The Trustees’ projection should not be used as an excuse to cut Medicare benefits for older and disabled people. . As demonstrated by the positive impact the Affordable Care Act had on increasing the life-span of the Trust Fund, the problem is fixable without reducing benefits. Instead, the Administration and Congress should negotiate drug prices for the whole Medicare program, stop Medicare Advantage overpayments, and end efforts to repeal and sabotage the Affordable Care Act

An Important Note on Trust Fund Solvency:

Even if the Part A Trust Fund were to be depleted as projected, the program would still be able to pay out approximately 89% of its Medicare benefits (and, if current projections hold, roughly 78% by 2050). While not ideal, this is far from “bankruptcy.”  Further, the date of projected insolvency is an estimate, and could easily change again – as it has many times before.

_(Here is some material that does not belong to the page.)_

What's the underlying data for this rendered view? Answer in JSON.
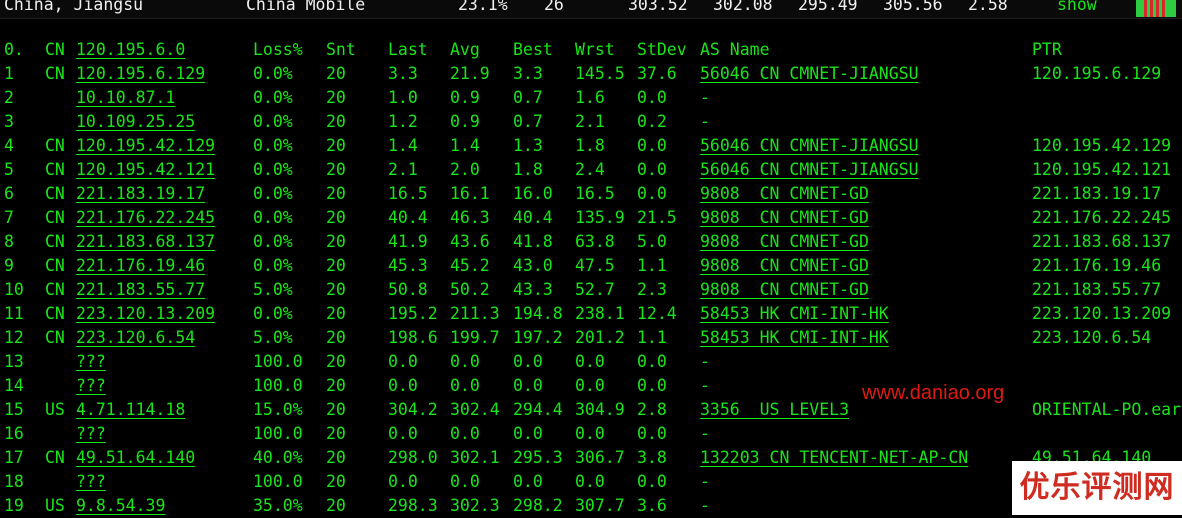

The Trust Fund largely reflects the health of the economy. At various times since 1970, the trustees have projected Trust Fund insolvency in as few as four years or as many as 28 years.  While the Part A Trust Fund is mostly funded by payroll taxes, as noted above, Medicare Part B is funded by a certain percent of general revenues and premiums, and therefore cannot “go broke.”

In fact, Medicare as a whole is not "going broke."  It could be strengthened with better oversight of private Medicare Advantage plans, smarter prescription drug payment limitations, support for Affordable Care Act provisions, rolling back the over-zealous tax cuts, and other cost-effective planning and policies.